My heart is tender as I share the deep and collective pain that many within our cities, towns, nation and world have been experiencing these past days. The senseless murders of George Floyd, Ahmaud Arbery, and Breonna Taylor are a reminder of the racism and inequity that plague our communities. As an African American mother, who has raised four sons and a daughter, and has dedicated my professional life to educating young people, I am acutely aware of the impact of racial bias on people of all cultures. While children of color experience this bias in unique and different ways, I’ve seen the negative impact on all children.
In times of challenge, I ask myself, “What is the lesson I am to learn?” For me, the quest to discover and name the lesson leads me from the despair of hopelessness to the light of wisdom, and ultimately to love. It adds clarity to the steps I must take and the “call to action” I intend for community members, friends and loved ones.

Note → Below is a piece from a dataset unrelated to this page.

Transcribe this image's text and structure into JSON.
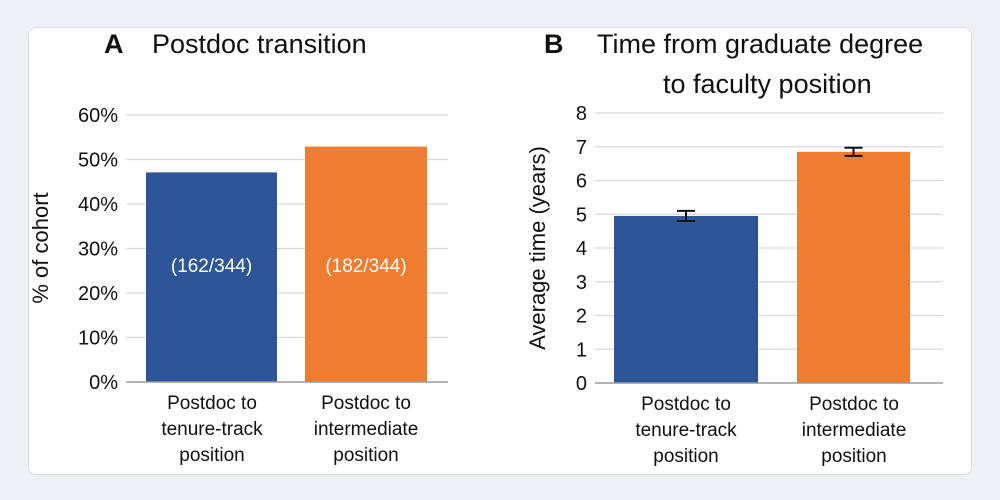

Our Quaker foundation leads us to strive to create an equitable society to see the light in everyone, to be bound together as one community of diverse individuals. We hold an unwavering commitment to human rights and freedom for all. Now more than ever, our Friends education must show its value to our community and the world while we stand in solidarity with those who suffer the indignities of racism.
The last three months have led us to look at our world differently. The unprecedented pandemic, which highlighted inequities in our healthcare system, and the painful cry from our black and brown communities for the end to racism, which has plagued our country for generations, provide us with an opportunity. I encourage us to consider the ways we can be more effective and loving in our honest attempts to stand up for each other, to bear witness to the suffering of our neighbors, and to do what is right with clarity of heart. It is time to align our voices and our actions to work for justice.
It is my hope that we are witnessing a long-overdue pivotal moment in our national history. I know we are witnessing critical moments in our students’ lives. Tomorrow, at PFS, we will pause our regularly scheduled common work time to create developmentally appropriate groups for reflective conversation about recent events and what they tell us about the need for healing the effects of systemic racism. In addition, we invite the community, including Princeton Monthly Meeting, to join for an hour of reflection and contemplation tomorrow, June 3, from 6:00 p.m. to 7:00 p.m.
I have also included some resources to support you in your efforts to continue this important work at home.
This past weekend, I delighted in visiting the homes of each of our eighth graders to deliver congratulatory yard signs. On each sign was the caption, “Now, go out there and change the world!” Our graduates have significant milestones yet to achieve to prepare for leading changes in the world, including high school, college, graduate school and launching their professional lives. And yet, the world is in need of profound change now. Until they are ready, we must lead the change.
Let’s join together in our efforts to make a difference.